Ok, I have come at the English language as someone who speaks it as a second language, even though technically it is my "maternal" language. I am tempted to say the next sentence in German, but German is the language that comes most naturally to me. People literally think I am German. Unlike in France, Germans will speak German to me.
I am indeed multilingual speaking English, French, German, and Dutch/Flemish. English is my "lazy language", but German comes a close second.
I have a serious problem with "gender neutral language". Does the modification of pronouns really change much about society?
Oddly enough, according to the grammarians, the first gender-neutral pronoun was generic he. How can he be gender neutral?

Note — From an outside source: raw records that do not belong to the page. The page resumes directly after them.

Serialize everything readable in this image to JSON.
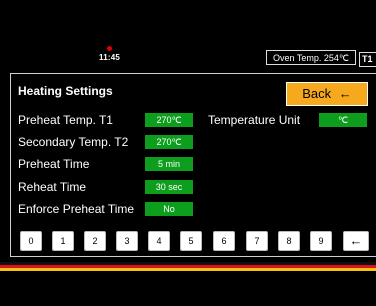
{
  "status_bar": {
    "clock": "11:45",
    "oven_temp": "Oven Temp. 254℃",
    "oven_tag": "T1"
  },
  "panel": {
    "title": "Heating Settings",
    "back_label": "Back",
    "back_arrow": "←",
    "rows": [
      {
        "label": "Preheat Temp. T1",
        "value": "270℃"
      },
      {
        "label": "Secondary Temp. T2",
        "value": "270℃"
      },
      {
        "label": "Preheat Time",
        "value": "5 min"
      },
      {
        "label": "Reheat Time",
        "value": "30 sec"
      },
      {
        "label": "Enforce Preheat Time",
        "value": "No"
      }
    ],
    "temperature_unit": {
      "label": "Temperature Unit",
      "value": "℃"
    }
  },
  "keypad": {
    "keys": [
      "0",
      "1",
      "2",
      "3",
      "4",
      "5",
      "6",
      "7",
      "8",
      "9",
      "←"
    ]
  },
  "colors": {
    "background": "#000000",
    "value_green": "#0e9e1d",
    "back_orange": "#f7a91d",
    "status_dot": "#e00000",
    "stripe_red": "#d8141a",
    "stripe_yellow": "#f7c012"
  }
}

In 1542, William Lily wrote a Latin grammar, in English, proclaiming
the ancient doctrine called the worthiness of the genders: “The
Masculine Gender is more worthy than the Feminine, and the Feminine more
worthy than the Neuter.” Henry VIII made Lily’s Latin the official
grammar of all English schools. At the time, English was not considered a
language worthy enough to have a grammar. But that soon changed, and
when English grammars started to appear a century later, that worthiness
doctrine led English grammarians to promote generic he. If you didn’t know the gender of an indefinite like someone or anyone, or a member of a class, like the reader or the student or the grammarian, grammar books—even a popular 18th-century grammar written by Ann Fisher—said we must refer to that person with the generic he.
I'm not sure what the story is, but the "masculine" is also the neuter in French.

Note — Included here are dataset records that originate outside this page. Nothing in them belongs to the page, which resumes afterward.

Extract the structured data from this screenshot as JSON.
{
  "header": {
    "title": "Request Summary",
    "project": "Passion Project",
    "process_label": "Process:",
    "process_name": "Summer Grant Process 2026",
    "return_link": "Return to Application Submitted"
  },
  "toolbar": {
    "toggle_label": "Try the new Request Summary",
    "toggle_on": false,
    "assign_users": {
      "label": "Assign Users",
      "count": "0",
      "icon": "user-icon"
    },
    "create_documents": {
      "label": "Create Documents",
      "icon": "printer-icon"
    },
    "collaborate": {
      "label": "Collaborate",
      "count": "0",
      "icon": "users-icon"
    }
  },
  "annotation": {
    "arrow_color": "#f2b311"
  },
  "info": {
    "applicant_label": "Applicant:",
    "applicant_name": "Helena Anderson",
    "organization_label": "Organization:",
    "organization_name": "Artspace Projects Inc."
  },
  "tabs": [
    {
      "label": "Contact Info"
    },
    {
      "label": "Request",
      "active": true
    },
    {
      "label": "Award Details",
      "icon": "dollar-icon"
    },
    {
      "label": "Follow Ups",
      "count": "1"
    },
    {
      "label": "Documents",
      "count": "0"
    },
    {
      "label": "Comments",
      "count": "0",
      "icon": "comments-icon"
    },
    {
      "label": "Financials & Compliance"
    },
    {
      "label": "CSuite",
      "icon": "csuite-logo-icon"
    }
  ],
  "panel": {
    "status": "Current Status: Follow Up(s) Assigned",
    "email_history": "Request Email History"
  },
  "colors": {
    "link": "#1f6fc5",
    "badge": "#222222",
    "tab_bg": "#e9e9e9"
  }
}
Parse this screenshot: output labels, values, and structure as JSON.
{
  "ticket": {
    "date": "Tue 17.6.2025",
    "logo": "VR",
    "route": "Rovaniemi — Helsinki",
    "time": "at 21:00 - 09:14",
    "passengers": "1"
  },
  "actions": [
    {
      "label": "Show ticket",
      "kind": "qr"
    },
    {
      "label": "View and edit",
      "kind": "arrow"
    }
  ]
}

Anyway, while people claim that changing pronouns can somehow change attitudes: that doesn't seem to really be the case. Genderless languages: Chinese, Estonian, Finnish, and other languages don’t categorize any nouns as feminine or masculine, and use the same word for he or she in regards to humans.

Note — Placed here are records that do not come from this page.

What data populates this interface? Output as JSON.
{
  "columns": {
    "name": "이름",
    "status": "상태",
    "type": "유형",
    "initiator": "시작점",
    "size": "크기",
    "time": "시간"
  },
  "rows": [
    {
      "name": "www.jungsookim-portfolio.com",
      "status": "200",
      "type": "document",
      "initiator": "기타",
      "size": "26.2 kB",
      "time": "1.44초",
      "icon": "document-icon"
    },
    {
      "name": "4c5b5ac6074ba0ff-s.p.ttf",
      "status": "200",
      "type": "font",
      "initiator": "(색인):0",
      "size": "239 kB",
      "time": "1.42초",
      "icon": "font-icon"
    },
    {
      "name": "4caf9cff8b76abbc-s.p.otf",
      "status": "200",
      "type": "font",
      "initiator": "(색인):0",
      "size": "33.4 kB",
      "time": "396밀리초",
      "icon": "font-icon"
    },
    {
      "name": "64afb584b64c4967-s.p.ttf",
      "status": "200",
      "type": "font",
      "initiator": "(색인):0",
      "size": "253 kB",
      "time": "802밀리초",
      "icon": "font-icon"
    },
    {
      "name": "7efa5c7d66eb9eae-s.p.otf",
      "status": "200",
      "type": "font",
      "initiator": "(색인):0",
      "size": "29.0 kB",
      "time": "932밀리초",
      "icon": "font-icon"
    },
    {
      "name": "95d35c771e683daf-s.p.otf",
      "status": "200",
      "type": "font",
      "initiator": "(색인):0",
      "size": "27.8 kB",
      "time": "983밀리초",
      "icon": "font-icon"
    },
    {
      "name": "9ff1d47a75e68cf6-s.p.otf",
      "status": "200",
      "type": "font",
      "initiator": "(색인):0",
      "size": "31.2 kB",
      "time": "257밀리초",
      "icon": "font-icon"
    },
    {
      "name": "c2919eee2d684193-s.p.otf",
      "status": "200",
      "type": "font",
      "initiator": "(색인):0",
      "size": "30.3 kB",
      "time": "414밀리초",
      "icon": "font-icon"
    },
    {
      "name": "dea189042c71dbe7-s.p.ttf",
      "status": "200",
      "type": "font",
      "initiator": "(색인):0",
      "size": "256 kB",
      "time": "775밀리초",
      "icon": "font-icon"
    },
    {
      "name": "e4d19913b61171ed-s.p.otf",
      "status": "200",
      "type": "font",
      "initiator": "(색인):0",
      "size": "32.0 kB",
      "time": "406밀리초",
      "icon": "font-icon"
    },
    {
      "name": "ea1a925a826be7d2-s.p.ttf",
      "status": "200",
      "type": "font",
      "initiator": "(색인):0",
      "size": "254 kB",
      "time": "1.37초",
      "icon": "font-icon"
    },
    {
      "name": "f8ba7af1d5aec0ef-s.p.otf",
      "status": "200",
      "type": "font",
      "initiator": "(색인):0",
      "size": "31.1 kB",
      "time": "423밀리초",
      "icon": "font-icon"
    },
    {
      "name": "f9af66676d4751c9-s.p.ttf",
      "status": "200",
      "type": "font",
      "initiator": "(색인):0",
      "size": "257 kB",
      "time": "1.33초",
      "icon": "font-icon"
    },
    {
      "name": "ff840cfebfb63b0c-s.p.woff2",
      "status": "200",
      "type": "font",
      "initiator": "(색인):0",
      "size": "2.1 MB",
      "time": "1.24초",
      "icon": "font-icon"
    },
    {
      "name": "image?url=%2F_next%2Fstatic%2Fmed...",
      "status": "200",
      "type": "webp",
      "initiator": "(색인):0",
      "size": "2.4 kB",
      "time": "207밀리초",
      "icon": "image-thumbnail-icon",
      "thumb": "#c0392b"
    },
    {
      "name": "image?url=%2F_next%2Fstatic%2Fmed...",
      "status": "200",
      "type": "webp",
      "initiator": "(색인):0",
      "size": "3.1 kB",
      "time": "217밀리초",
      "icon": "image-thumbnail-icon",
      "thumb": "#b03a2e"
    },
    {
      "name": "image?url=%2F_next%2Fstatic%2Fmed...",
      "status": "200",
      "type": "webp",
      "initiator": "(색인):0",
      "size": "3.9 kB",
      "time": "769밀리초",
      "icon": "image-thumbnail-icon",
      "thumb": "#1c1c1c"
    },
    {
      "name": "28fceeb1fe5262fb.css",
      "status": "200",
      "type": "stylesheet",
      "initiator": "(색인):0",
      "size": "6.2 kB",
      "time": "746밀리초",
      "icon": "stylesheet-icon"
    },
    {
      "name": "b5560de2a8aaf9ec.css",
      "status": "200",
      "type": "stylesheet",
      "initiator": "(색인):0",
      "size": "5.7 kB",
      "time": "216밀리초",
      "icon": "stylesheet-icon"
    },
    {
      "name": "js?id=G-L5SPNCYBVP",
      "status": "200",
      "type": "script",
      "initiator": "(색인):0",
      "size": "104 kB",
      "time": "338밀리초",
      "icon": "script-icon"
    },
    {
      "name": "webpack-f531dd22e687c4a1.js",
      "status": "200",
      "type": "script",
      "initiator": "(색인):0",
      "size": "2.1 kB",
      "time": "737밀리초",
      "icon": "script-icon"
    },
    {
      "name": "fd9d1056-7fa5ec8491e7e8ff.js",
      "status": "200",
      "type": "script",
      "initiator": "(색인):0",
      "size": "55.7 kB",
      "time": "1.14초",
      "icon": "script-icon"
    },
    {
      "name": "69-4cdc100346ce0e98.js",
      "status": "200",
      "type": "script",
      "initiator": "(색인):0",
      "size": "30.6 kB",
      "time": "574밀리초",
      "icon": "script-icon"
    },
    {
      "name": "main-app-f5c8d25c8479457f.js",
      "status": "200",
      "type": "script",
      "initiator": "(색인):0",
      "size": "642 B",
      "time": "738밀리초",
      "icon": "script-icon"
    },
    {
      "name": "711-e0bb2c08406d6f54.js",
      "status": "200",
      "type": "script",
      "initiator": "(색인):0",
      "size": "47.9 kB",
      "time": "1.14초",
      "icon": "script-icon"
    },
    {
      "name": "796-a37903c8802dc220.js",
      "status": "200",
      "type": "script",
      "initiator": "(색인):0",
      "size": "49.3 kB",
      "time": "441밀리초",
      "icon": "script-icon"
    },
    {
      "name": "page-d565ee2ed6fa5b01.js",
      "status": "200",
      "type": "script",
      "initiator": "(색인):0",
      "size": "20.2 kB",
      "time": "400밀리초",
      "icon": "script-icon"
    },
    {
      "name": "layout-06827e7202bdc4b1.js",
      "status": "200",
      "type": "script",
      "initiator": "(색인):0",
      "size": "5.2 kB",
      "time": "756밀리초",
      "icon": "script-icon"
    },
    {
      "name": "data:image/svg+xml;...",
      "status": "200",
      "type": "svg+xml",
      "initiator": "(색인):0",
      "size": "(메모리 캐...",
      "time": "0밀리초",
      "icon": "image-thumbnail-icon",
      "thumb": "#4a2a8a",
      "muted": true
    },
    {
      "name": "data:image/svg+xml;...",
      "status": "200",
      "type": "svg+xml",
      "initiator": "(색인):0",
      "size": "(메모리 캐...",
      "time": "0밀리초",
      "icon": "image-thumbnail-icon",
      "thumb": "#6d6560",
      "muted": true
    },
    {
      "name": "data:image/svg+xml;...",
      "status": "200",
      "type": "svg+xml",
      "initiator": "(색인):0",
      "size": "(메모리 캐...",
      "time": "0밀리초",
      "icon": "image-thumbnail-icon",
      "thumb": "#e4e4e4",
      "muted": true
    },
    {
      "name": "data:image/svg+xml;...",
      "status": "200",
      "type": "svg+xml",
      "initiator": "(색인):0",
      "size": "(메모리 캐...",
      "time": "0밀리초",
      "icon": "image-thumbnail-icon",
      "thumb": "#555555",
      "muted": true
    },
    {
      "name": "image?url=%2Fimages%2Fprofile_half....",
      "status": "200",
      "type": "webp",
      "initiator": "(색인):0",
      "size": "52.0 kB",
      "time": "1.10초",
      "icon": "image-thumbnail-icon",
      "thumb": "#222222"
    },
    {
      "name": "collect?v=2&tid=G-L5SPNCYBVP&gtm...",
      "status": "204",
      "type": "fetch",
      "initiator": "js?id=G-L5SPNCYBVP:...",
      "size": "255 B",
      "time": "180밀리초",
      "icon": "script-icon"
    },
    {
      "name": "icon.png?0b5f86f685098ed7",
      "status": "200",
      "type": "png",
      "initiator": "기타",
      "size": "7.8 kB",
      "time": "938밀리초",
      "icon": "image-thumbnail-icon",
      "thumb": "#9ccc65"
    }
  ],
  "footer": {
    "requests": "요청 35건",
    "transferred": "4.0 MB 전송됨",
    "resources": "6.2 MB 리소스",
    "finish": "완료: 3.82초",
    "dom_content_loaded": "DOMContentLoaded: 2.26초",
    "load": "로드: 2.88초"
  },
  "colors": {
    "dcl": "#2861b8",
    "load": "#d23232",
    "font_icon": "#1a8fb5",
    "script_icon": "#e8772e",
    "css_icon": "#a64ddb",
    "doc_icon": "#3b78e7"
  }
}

As I said, technically, the English language is supposedly "gender neutral", yet some people object to its "binary" nature despite its "gender neutrality".
When this shit started somebody posted something idiotic about pronouns. My comment to which went something like: "if pronouns determine gender, then maybe we should get rid of pronouns and get rid of people". A lesbian friend said that some woman wrote that, to which I replied it was me!
The issue is that "gender neutrality" has been attempted for quite some time.
It seems to do fuck all to end whatever issue some people have with pronouns.
Oh, and a hat tip to Dennis Baron, who I think is a brilliant grammarian for his work on parsing the Second Amendment and a couple of super paragraphs that I grabbed to use here. I'm not sure what my linguistic skills are other than I speak/use languages (machine and natural), but I think he is really bang on.